First, we can look at the prediction quality in-sample. We’ll compute the coverage of the model’s predictions. Coverage is the percentage of data points which fall into the predicted range. Our model was supposed to have 90% coverage - did it actually?
from scipy.stats import sem
covered = (df['on_season_revenue'] >= low_model.predict(df)) & (df['on_season_revenue'] <= high_model.predict(df))
print('In-sample coverage rate: ', np.average(covered))
print('Coverage SE: ', sem(covered))
In-sample coverage rate: 0.896
Coverage SE: 0.019345100974843932
The coverage is within one standard error of 90%. Nice!
There’s no need to limit ourselves to looking in-sample and we probably shouldn’t. We could use the coverage metric during cross-validation, ensuring that the out-of-sample coverage was similarly good.
When we do OLS regression, we often plot the predictor against the error to understand whether the linear specification was reasonable. We can do the same here by plotting our predictor against the coverage. This plot shows the coverage and a CI for each quartile.
sns.regplot(df['off_season_revenue'], covered, x_bins=4)
plt.axhline(.9, linestyle='dotted', color='black')
plt.title('Coverage by revenue group')
plt.xlabel('Off season revenue at location')
plt.ylabel('Coverage')
plt.show()
All the CIs contain 90% with no clear trend, so the linear specification seems reasonable. We could make the same plot by decile, or even percentile as well to get a more careful read.
What if that last plot had looked different? If the coverage veers off the the target value, we could have considered introducing nonlinearities to the model, such as adding splines.
This is just one usage of quantile regression. QR models can also be used for multivariable analysis of distributional impact, providing very rich summaries of how our covariates are correlated with change in the shape of the output distribution.
We also could have thought about prediction intervals differently. If we believed that the noise was heteroskedastic but still symmetric (or perhaps even normally distributed), we could have used an OLS-based procedure model how the residual variance changed with the covariate. For a great summary of this, see section 10.3 of Shalizi’s data analysis book.
The feline fashion visionaries at Purrberry are, regrettably, entirely fictional for the time being.

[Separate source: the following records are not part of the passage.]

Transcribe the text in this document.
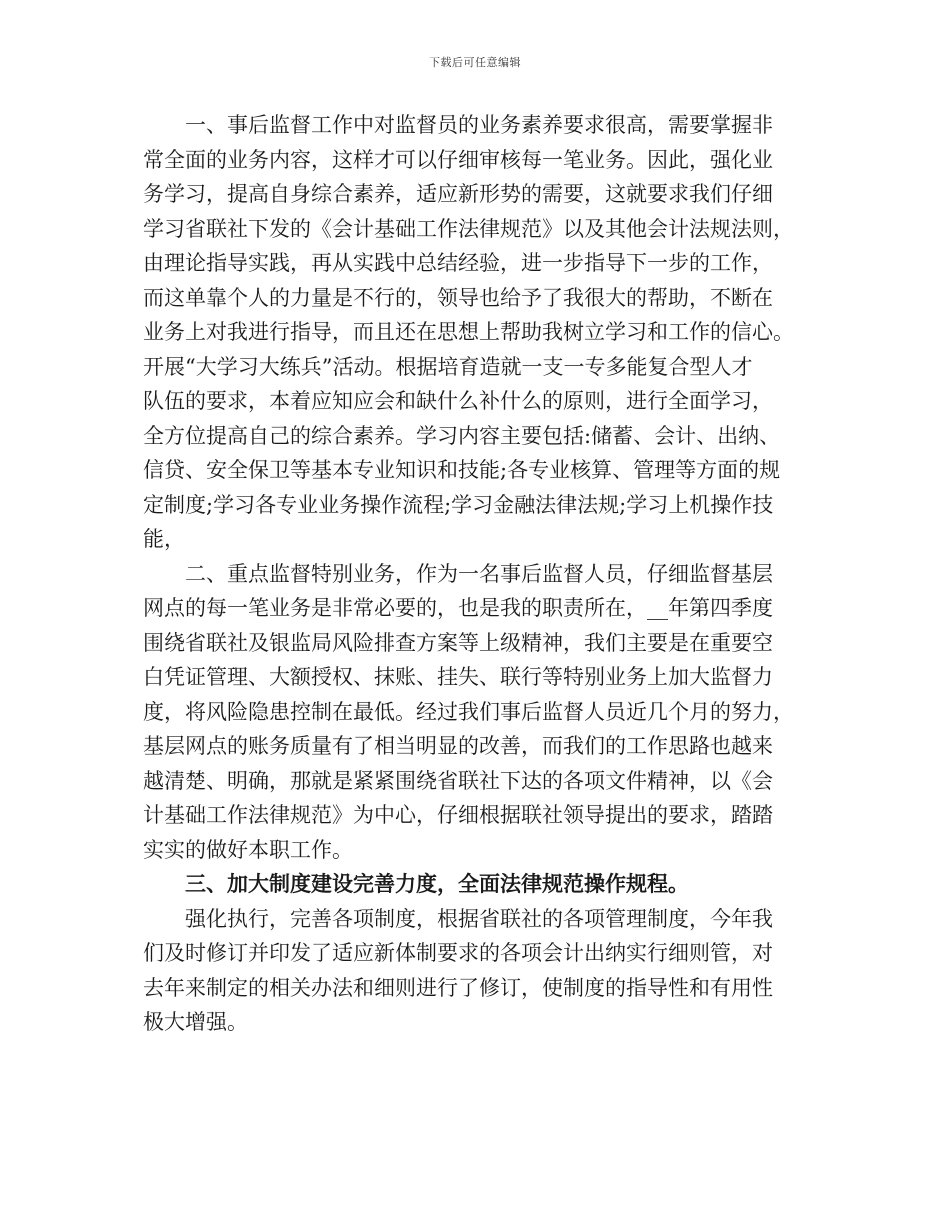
下载后可任意编辑
一、事后监督工作中对监督员的业务素养要求很高，需要掌握非
常全面的业务内容，这样才可以仔细审核每一笔业务。因此，强化业
务学习，提高自身综合素养，适应新形势的需要，这就要求我们仔细
学习省联社下发的《会计基础工作法律规范》以及其他会计法规法则，
由理论指导实践，再从实践中总结经验，进一步指导下一步的工作，
而这单靠个人的力量是不行的，领导也给予了我很大的帮助，不断在
业务上对我进行指导，而且还在思想上帮助我树立学习和工作的信心。
开展“大学习大练兵”活动。根据培育造就一支一专多能复合型人才
队伍的要求，本着应知应会和缺什么补什么的原则，进行全面学习，
全方位提高自己的综合素养。学习内容主要包括:储蓄、会计、出纳、
信贷、安全保卫等基本专业知识和技能;各专业核算、管理等方面的规
定制度;学习各专业业务操作流程;学习金融法律法规;学习上机操作技
能，
二、重点监督特别业务，作为一名事后监督人员，仔细监督基层
网点的每一笔业务是非常必要的，也是我的职责所在，__年第四季度
围绕省联社及银监局风险排查方案等上级精神，我们主要是在重要空
白凭证管理、大额授权、抹账、挂失、联行等特别业务上加大监督力
度，将风险隐患控制在最低。经过我们事后监督人员近几个月的努力，
基层网点的账务质量有了相当明显的改善，而我们的工作思路也越来
越清楚、明确，那就是紧紧围绕省联社下达的各项文件精神，以《会
计基础工作法律规范》为中心，仔细根据联社领导提出的要求，踏踏
实实的做好本职工作。
三、加大制度建设完善力度，全面法律规范操作规程。
强化执行，完善各项制度，根据省联社的各项管理制度，今年我
们及时修订并印发了适应新体制要求的各项会计出纳实行细则管，对
去年来制定的相关办法和细则进行了修订，使制度的指导性和有用性
极大增强。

The data from this example was generated using the below code, which creates skew normal distributed noise:
import numpy as np
from scipy.stats import skewnorm
import pandas as pd
n = 250
x = np.linspace(.1, 1, n)
gen = skewnorm(np.arange(len(x))+.01, scale=x)
gen.random_state = np.random.Generator(np.random.PCG64(abs(hash('predictions'))))
y = 1 + x + gen.rvs()
df = pd.DataFrame({'off_season_revenue': x, 'on_season_revenue': y})